Затем они копошились в коридоре, одеваясь, звякая поводком, бормоча что-то и поскуливая от восторга и нетерпения: «Снег! снег, собачья морда! ты увидишь снег в алмазах!..» Наконец входная дверь стукнула, и старая металлическая цепочка некоторое время праздно елозила по драному дерматину.
Тонда посвистал, макнул кисточку в краску, легонько отжал ее о горлышко банки и добавил микрон черного к левому усу рыцаря. Отстранился, похмыкал, припал к столу и посадил асимметричную морщинку у рта: вот так. Теперь неуловимая горечь будет осенять образ благородного рыцаря. Затем он отложил кисть, вставил свежераскрашенную голову сушиться в ячейку пустой упаковки от яиц и оглянулся на сидящего Корчмаря. Казалось, тот приоткрыл рот, чтобы ругнуться или проклясть кого-то, но задумался – какими именно проклятьями. Вот уж бабка Хана, усмехнулся Тонда, ему бы подсказала: ублюдок, курва, поц, засранец, быдло быдлянское – подобного добра у бабки для внуков было в избытке… Интересно: вроде и ухмыляется мужик, а глазки смотрят жестко и пристально. Тонда повидал в своей жизни немало кукол, в том числе и старых, но такой заядлой живости в порядком порушенных чертах, особенно издали, еще не встречал. И эта отсутствующая бровь тоже добавляет старику некоторую… осатанелость, что ли.
Он поднялся из-за стола, подошел к Корчмарю и, склонясь, приблизил к нему лицо. Некоторое время они молча друг друга рассматривали.
– Пане жиду, – наконец вежливо произнес Тонда, воспитанный своей киевской бабкой Ханой, – цо вас такхле наштвало[8], пане жиду?

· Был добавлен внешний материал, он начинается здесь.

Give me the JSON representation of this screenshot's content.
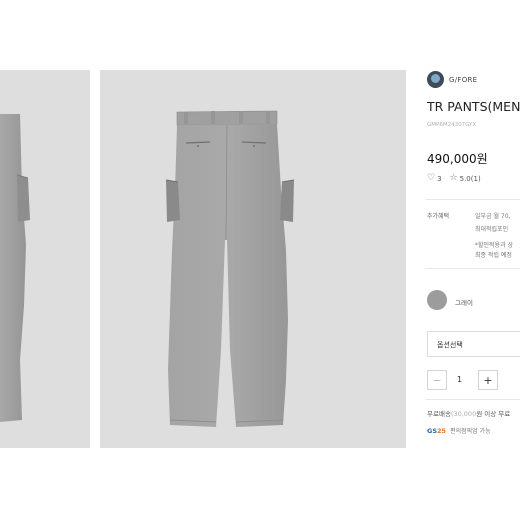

Он выдвинул ящик стола и некоторое время что-то в нем искал. В многочисленных ящиках этой квартиры можно было найти все, что душа пожелает, и не в одном экземпляре. И нашел почти сразу: тонкое сапожное шило, которое, протерев тряпицей, осторожно вдвинул в отверстие в губах Корчмаря. Шило свободно проникло внутрь до самого затылка, – голова оказалась полой, склеенной из двух половин… Работа гораздо более заморочная, чем с цельным куском дерева. Но для чего?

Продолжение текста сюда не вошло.